Five months on, Starmer has been able to normalize the suspension of his predecessor as part of a general push against the Left. The Labour right and its media outriders still defend Tony Blair, a man of vertiginous unpopularity long after his departure from office. If Corbyn had tried to expel Blair from the Labour Party when he rejected the findings of the Chilcot report, they would have fought tooth and nail to protect him. The party’s left wing could learn a thing or two from that tenacity in defense of a lousy cause and apply it to a much worthier one.

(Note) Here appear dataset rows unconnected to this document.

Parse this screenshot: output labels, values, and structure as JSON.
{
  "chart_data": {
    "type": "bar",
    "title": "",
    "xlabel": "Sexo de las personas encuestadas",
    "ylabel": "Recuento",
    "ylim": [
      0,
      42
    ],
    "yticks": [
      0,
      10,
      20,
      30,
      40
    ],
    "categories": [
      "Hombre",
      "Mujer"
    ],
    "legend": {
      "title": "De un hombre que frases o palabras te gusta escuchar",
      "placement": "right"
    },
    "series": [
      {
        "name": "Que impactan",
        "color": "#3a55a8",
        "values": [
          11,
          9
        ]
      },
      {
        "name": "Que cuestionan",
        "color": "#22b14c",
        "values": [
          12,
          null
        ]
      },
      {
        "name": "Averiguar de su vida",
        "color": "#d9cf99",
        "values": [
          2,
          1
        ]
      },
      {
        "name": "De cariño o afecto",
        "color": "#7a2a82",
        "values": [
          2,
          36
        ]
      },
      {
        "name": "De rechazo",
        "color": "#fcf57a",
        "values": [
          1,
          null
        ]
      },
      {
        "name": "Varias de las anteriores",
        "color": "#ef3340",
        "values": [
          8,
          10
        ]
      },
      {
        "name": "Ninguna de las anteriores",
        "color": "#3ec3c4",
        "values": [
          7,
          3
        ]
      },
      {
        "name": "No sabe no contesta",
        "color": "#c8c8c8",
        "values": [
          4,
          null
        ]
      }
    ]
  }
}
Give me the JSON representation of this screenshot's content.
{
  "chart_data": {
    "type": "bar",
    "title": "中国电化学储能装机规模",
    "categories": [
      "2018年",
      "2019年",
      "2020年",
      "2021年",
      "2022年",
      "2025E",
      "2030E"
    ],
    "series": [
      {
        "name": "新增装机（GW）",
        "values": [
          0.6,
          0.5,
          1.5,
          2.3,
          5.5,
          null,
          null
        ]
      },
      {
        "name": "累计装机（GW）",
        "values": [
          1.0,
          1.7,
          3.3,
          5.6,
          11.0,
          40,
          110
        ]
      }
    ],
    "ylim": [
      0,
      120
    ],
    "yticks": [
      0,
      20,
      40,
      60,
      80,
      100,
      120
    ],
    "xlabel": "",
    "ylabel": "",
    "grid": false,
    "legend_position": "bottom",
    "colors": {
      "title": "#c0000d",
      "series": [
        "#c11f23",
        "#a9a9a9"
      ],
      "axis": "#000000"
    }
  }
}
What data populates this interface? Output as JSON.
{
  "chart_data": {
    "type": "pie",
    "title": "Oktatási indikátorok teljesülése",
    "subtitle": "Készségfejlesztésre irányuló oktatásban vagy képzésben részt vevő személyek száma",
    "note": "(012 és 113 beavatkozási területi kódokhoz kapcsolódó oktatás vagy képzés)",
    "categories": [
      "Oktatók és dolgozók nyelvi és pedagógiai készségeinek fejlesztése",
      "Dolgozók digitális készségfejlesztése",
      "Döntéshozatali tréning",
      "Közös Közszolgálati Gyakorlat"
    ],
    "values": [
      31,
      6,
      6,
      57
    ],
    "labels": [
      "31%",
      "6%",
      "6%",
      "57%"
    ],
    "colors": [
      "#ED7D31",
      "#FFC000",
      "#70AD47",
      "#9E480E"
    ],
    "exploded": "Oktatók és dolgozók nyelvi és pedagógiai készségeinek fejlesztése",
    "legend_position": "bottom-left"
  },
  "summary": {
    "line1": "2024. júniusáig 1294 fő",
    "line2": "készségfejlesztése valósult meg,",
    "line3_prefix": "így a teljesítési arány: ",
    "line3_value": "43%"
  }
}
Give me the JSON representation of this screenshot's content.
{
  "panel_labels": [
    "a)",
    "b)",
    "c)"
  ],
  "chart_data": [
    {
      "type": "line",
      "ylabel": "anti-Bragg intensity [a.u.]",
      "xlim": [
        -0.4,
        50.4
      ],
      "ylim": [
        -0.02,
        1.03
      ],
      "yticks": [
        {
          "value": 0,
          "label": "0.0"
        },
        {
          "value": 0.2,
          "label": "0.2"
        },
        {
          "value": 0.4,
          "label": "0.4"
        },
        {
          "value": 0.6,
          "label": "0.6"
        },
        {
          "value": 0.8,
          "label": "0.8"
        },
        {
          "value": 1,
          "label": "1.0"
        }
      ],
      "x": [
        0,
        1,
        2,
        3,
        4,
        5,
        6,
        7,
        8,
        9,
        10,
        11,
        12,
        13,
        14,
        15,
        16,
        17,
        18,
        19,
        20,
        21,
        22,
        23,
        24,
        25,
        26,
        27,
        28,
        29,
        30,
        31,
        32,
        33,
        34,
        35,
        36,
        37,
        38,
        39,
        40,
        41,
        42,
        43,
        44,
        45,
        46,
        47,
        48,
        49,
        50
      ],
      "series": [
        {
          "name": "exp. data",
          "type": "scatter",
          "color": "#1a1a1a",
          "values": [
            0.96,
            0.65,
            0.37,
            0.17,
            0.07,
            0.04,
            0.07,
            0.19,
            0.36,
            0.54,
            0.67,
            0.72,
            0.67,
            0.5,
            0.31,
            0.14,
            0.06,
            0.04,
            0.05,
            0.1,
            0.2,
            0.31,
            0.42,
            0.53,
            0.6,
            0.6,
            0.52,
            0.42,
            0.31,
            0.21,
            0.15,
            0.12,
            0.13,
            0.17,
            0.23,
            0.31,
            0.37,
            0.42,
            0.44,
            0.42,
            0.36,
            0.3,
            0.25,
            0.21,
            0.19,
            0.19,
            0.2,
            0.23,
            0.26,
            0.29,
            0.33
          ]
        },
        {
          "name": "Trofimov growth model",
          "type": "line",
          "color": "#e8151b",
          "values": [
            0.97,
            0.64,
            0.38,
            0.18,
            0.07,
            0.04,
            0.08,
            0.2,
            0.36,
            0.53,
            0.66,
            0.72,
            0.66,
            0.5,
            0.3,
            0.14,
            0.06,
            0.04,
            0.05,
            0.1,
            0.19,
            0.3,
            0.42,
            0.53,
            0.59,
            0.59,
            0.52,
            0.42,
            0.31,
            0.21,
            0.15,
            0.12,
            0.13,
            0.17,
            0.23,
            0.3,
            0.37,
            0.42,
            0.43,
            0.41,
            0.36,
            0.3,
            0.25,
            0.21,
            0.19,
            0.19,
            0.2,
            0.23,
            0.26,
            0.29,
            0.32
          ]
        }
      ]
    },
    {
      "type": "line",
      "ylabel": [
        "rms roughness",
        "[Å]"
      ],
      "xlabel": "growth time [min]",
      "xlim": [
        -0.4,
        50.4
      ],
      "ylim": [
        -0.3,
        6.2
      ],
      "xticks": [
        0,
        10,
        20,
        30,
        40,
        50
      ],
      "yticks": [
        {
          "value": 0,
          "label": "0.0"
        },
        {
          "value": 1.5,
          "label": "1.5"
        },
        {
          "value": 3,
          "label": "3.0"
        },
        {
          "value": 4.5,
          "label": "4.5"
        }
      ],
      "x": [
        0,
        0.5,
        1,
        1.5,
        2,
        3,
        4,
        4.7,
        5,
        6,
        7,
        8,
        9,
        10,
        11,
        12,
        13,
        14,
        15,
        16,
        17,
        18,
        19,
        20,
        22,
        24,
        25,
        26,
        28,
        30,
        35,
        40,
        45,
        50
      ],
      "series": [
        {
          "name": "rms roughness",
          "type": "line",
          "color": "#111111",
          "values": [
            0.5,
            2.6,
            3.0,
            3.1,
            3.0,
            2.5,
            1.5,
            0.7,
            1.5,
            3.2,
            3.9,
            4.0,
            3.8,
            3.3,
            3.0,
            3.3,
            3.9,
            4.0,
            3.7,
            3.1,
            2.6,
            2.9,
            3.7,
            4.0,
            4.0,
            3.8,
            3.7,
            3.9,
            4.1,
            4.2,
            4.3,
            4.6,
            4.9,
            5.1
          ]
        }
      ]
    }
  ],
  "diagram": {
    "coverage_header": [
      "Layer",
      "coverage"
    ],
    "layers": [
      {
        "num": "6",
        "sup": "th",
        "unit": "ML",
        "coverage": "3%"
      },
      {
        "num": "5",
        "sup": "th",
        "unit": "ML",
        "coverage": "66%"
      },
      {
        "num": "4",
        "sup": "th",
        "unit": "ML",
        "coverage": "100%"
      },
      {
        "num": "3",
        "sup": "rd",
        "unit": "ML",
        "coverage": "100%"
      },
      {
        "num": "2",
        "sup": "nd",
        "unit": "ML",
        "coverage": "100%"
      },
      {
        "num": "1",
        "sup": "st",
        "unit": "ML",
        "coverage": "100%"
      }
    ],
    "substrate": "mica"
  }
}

The leading figures on the Labour left have been urging members to “stay and fight,” but so far it’s been all stay and no fight. They’ve brought a petition to a barroom brawl, and it’s little wonder that Starmer is now twenty points ahead in the battle he really cares about, against his inner-party foes. Whether they decide to stay in the Labour Party or take their chances outside, socialists in Britain should see Starmer in exactly the same way that he sees them, as an opponent to be fought against at every turn.